Later that day, one of our classmates took that to heart. We were on our second run of moguls off the Orion ski run. Donna told us she wanted to watch us from the bottom, so she skied ahead. We all agree that it’s a gift to watch Donna ski. She’s strong and graceful. “You looked like that,” said my new friend Kim. “Really.”
I did not believe her. Our first run had been good—I found a good line and just skied it. The snow was soft, the bumps were forgiving, and I had just cruised down them. But I had not considered that it had looked at all good, from a technical standpoint.
“Here, I’ll tape you,” she said. And then Kim revealed herself to be a true friend. It was absolutely frigid out there. Single digits. Wind chills. Cold. And she took off her glove and then held up her iPhone, and proceeded to film her classmates.
Off I went. I don’t think it was my most graceful run, ever, but I can see where my turns and form are consistent, and I know if felt good while I skied. See for yourself.

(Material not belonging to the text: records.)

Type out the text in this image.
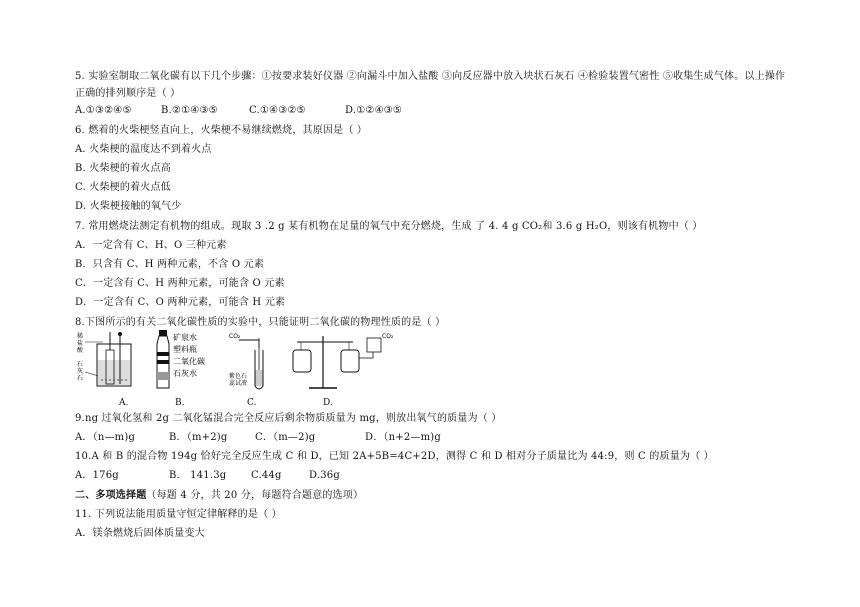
5. 实验室制取二氧化碳有以下几个步骤：①按要求装好仪器 ②向漏斗中加入盐酸 ③向反应器中放入块状石灰石 ④检验装置气密性 ⑤收集生成气体。以上操作
正确的排列顺序是（ ）
A.①③②④⑤	B.②①④③⑤	C.①④③②⑤	D.①②④③⑤
6. 燃着的火柴梗竖直向上，火柴梗不易继续燃烧，其原因是（ ）
A. 火柴梗的温度达不到着火点
B. 火柴梗的着火点高
C. 火柴梗的着火点低
D. 火柴梗接触的氧气少
7. 常用燃烧法测定有机物的组成。现取 3 .2 g 某有机物在足量的氧气中充分燃烧，生成 了 4. 4 g CO₂和 3.6 g H₂O，则该有机物中（ ）
A．一定含有 C、H、O 三种元素
B．只含有 C、H 两种元素，不含 O 元素
C．一定含有 C、H 两种元素，可能含 O 元素
D．一定含有 C、O 两种元素，可能含 H 元素
8.下图所示的有关二氧化碳性质的实验中，只能证明二氧化碳的物理性质的是（ ）
稀
盐
酸
石
灰
石
A.
矿泉水
塑料瓶
二氧化碳
石灰水
B.
CO₂
紫色石
蕊试液
C.
CO₂
D.
9.ng 过氧化氢和 2g 二氧化锰混合完全反应后剩余物质质量为 mg，则放出氧气的质量为（ ）
A．（n—m)g	B．（m+2)g	C．（m—2)g	D．（n+2—m)g
10.A 和 B 的混合物 194g 恰好完全反应生成 C 和 D，已知 2A+5B=4C+2D，测得 C 和 D 相对分子质量比为 44:9，则 C 的质量为（ ）
A．176g	B． 141.3g C.44g	D.36g
二、多项选择题（每题 4 分，共 20 分，每题符合题意的选项）
11. 下列说法能用质量守恒定律解释的是（ ）
A．镁条燃烧后固体质量变大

I got to the bottom, and Donna said, “What are you thinking about when you are coming down?”
“I’m not,” I told her. “Perhaps the trick for me is to get out of the habit of over thinking, and just ski.”

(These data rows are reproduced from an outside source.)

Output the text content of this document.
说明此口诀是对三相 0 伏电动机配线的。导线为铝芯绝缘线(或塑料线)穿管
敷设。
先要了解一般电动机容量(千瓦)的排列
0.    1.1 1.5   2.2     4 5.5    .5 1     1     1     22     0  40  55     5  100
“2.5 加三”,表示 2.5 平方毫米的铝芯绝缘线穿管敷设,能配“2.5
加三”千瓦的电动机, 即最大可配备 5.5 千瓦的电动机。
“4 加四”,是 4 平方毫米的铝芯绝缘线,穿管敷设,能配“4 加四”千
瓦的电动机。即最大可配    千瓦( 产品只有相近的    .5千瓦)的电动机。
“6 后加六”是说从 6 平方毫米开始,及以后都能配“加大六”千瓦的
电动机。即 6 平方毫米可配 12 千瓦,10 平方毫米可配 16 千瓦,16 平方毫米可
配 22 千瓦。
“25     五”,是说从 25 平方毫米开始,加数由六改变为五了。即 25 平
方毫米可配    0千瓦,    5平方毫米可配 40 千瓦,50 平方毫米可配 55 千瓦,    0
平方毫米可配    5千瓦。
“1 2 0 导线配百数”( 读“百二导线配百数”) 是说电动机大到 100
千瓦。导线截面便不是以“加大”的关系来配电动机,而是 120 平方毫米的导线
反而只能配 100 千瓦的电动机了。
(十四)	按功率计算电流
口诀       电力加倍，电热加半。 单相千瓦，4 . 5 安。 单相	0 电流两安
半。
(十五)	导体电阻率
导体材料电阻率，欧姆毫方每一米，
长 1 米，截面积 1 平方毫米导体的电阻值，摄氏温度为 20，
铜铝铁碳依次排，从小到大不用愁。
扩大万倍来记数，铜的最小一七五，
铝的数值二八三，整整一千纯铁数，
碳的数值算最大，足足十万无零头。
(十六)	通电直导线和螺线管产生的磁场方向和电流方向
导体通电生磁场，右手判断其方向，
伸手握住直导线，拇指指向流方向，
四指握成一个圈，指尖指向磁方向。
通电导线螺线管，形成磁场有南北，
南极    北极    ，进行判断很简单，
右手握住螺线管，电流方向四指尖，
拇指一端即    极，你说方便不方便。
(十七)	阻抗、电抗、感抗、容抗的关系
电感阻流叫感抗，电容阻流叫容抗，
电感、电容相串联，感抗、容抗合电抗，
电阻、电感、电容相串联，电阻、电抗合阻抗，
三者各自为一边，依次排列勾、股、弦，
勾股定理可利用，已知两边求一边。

“Good point,” she said, as we turned to watch the other women descend.
After we closed down Empire Express chairlift, we cruised over to Hidden Treasure ski run, and found an entrance in the trees, skier’s left, that would take us to the lower section of Square Deal ski run, for more bumps practice. I had not seen the video, yet, but I knew my “don’t think just ski” approach was working, so, I worked it.
Our final run of the clinic was the Solid Muldoon ski run “Ski it to the bottom, and I’ll see you inside,” Donna said. Or I think she said that, because I took off. I locked the image of the morning’s video in my brain, set my edges in, leaned forward and zoomed down the run. I’ve always had a little love-hate relationship with the very bottom of Solid Muldoon ski run. The fact that it turns, goes steep and is often a little, shall we say crispy, can mess with my head. On this day, my skiing brain was having none of that. She was just riding that hill for all that it had to offer. My classmates and our coach were not far behind, but they all remarked on my speedy run.
“Before you ask, Donna, I’ll tell you,” I began. “I was thinking about that image of myself on this morning’s video. I skied it just like the woman on the screen.”